Today I drove to Walmart for a few things today, and found myself walking aimlessly around the store.  Going from one end, to the other, back to the first.  I had my list on my phone what I needed to get, and I looked at it at least 4 times while there, and still came home with one thing I forgot to get.   What is this?  What am I feeling?  Why am I feeling like this is “Scatterday?”, I felt familiarity, and as hard as I tried to distract myself, engage myself in things like $1 a yard Waverly fabric, or yarn clearance, I just couldn’t get into it.  My creativity was on strike, and I found myself doing stupid things, unable to focus, unable to make a sound decision on sachets for my bureau.  What the hell?   Looking at things I  had no idea why, and dodging people I knew, it finally hit me.   GRIEF.    This is grief!  Of course it feels familiar.   No wonder my stomach was upset, and when i heard the screaming child in the next aisle over, I felt as if every nerve ending in my body was exposed to this, breathe, breathe, breathe.  I was talking to myself, and found myself saying, thinking “GO, GO NOW!”  Like Hannibal Lechter said to Jody Foster’s character in “Silence of the Lambs”.  Harshly, forcefully.  I went right to the self check out.

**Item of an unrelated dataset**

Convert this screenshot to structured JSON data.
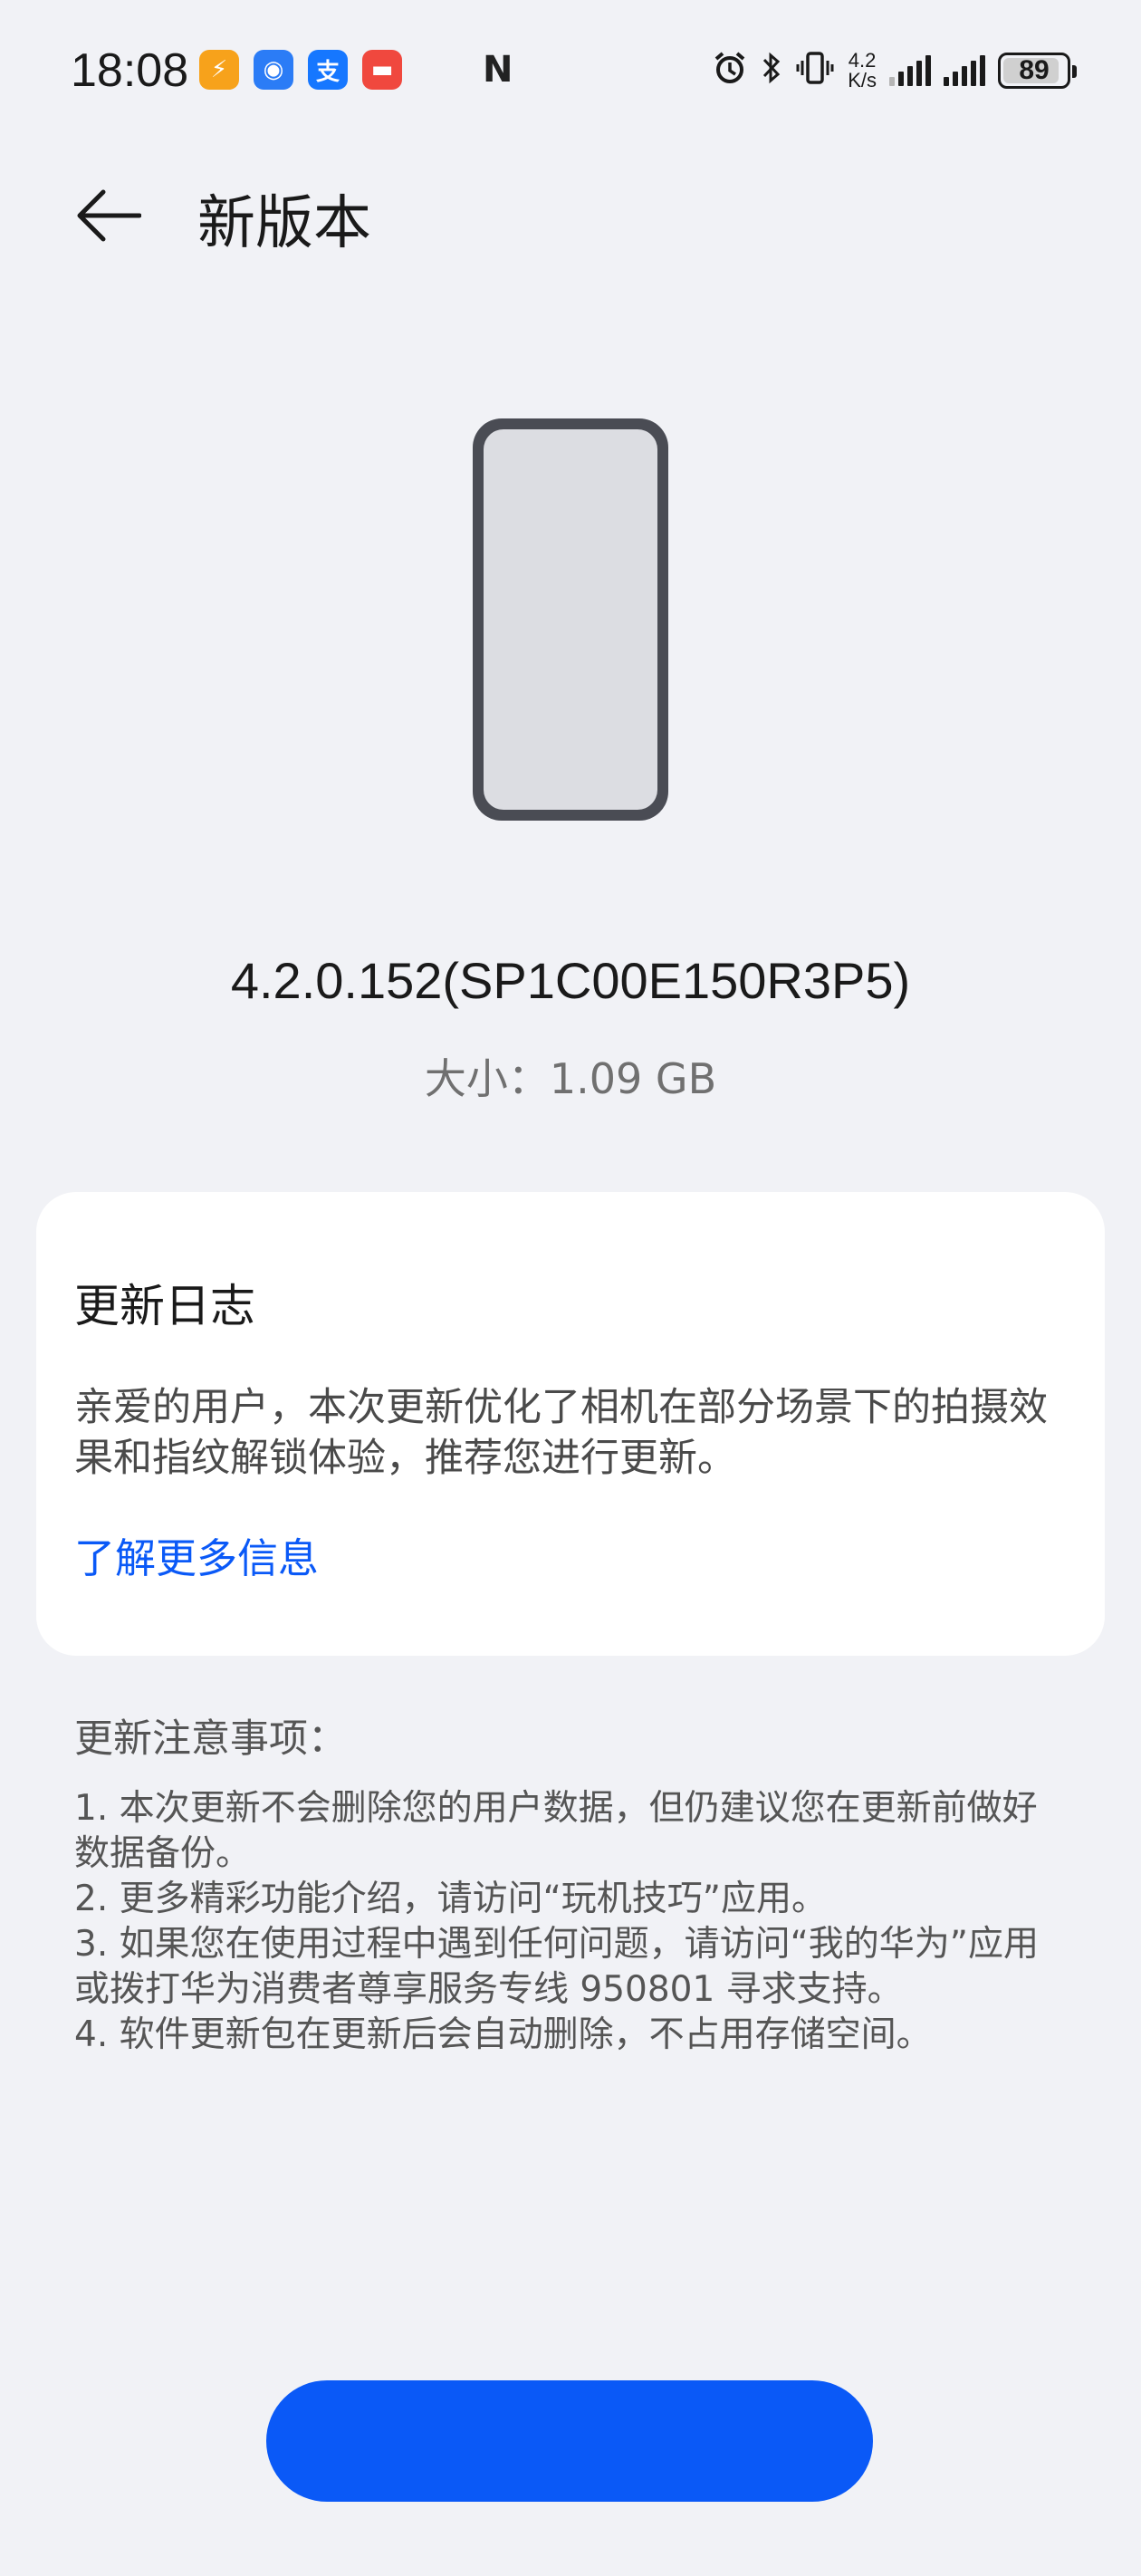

It’s been 13 days since my mom died.   Today is the first day I’ve been on my own without the security of siblings since we said goodbye to her.   Today was no longer about the end of my moms life, today is about the beginning of my life without my mother.

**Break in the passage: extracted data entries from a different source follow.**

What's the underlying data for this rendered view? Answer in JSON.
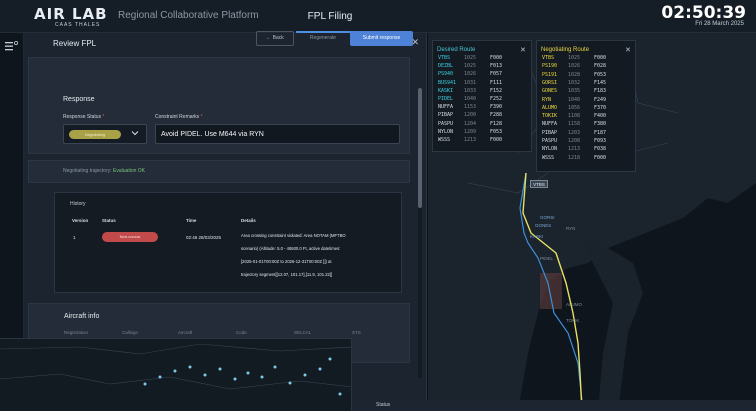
{
  "header": {
    "logo": "AIR LAB",
    "logo_sub": "CAAS THALES",
    "app_title": "Regional Collaborative Platform",
    "active_tab": "FPL Filing",
    "clock": "02:50:39",
    "date": "Fri 28 March 2025"
  },
  "review": {
    "title": "Review FPL",
    "back_label": "← Back",
    "regenerate_label": "Regenerate",
    "submit_label": "Submit response",
    "response_title": "Response",
    "status_label": "Response Status",
    "status_required": "*",
    "status_value": "Negotiating",
    "remarks_label": "Constraint Remarks",
    "remarks_required": "*",
    "remarks_value": "Avoid PIDEL. Use M644 via RYN",
    "trajectory_prefix": "Negotiating trajectory:",
    "trajectory_status": "Evaluation OK",
    "history": {
      "title": "History",
      "columns": [
        "Version",
        "Status",
        "Time",
        "Details"
      ],
      "row": {
        "version": "1",
        "status": "Non-concur",
        "time": "02:46 28/03/2025",
        "details": [
          "Area crossing constraint violated: Area NOTAM (MFTBO",
          "scenario) (Altitude: 5.0 - 46500.0 Ft, active datetimes:",
          "[2025-01-01T00:00Z to 2026-12-31T00:00Z ]]) at",
          "trajectory segment[[12.07, 101.17],[11.9, 101.22]]"
        ]
      }
    },
    "aircraft_title": "Aircraft info",
    "aircraft_columns": [
      "Registration",
      "Callsign",
      "Aircraft",
      "Code",
      "SELCAL",
      "STS"
    ]
  },
  "desired_route": {
    "title": "Desired Route",
    "rows": [
      [
        "VTBS",
        "1025",
        "F000"
      ],
      [
        "DEZBL",
        "1025",
        "F013"
      ],
      [
        "PS940",
        "1026",
        "F057"
      ],
      [
        "BUS941",
        "1031",
        "F111"
      ],
      [
        "KASKI",
        "1033",
        "F152"
      ],
      [
        "PIDEL",
        "1040",
        "F252"
      ],
      [
        "NUFFA",
        "1153",
        "F390"
      ],
      [
        "PIBAP",
        "1200",
        "F288"
      ],
      [
        "PASPU",
        "1204",
        "F128"
      ],
      [
        "NYLON",
        "1209",
        "F053"
      ],
      [
        "WSSS",
        "1213",
        "F000"
      ]
    ]
  },
  "negotiating_route": {
    "title": "Negotiating Route",
    "rows": [
      [
        "VTBS",
        "1025",
        "F000"
      ],
      [
        "PS190",
        "1026",
        "F028"
      ],
      [
        "PS191",
        "1028",
        "F053"
      ],
      [
        "GORSI",
        "1032",
        "F145"
      ],
      [
        "GONES",
        "1035",
        "F183"
      ],
      [
        "RYN",
        "1040",
        "F249"
      ],
      [
        "ALUMO",
        "1056",
        "F370"
      ],
      [
        "TOKIK",
        "1108",
        "F400"
      ],
      [
        "NUFFA",
        "1158",
        "F380"
      ],
      [
        "PIBAP",
        "1203",
        "F187"
      ],
      [
        "PASPU",
        "1208",
        "F093"
      ],
      [
        "NYLON",
        "1213",
        "F038"
      ],
      [
        "WSSS",
        "1218",
        "F000"
      ]
    ]
  },
  "map_labels": {
    "vtbs": "VTBS",
    "waypoints": [
      "GORSI",
      "GONES",
      "KASKI",
      "RYN",
      "PIDEL",
      "ALUMO",
      "TOKIK"
    ]
  },
  "status_bar": {
    "label": "Status"
  }
}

I filled the basket with sugar related items, this is how I feed my hurting heart, my aching soul.   It will only last a day or two and then I’ll get mad at myself for doing so, and hopefully, with the help of a tight wasted, uncomfortable pair of jeans, will walk away from sugar and seek water, food, nourishment.  I know there is absolutely nothing I can eat that will take away this pain, or sorrow.   But I will still do it.   Because for a few minutes I feel normal, I feel peaceful, I feel nothing.Spent some time on the phone today with my cousin and sister, also texted with my brother.  We’re all “checking in” on each other.  I’m grateful for that.   And while the list is short today, I did do one kind things for another, which always makes me feel better.  I delivered some lemon frosted shortbread cookies to a friend who is in rehab for a broken hip.  She said “I’m sure you’re in a hurry.”  I replied “No, I’m really not, I’m just not right, and I just want to get home to my cat, my beads, my brushes, my comfy clothes, safe in the confines of my humble little abode.

So now, post sugar fix, my energy level has been depleted, and I will either take a nap, or engage myself in a project like I did last night.    Whichever I do, whichever I choose, I will be kind to myself, and allow myself to feel this pain, to face this loss, this significant loss.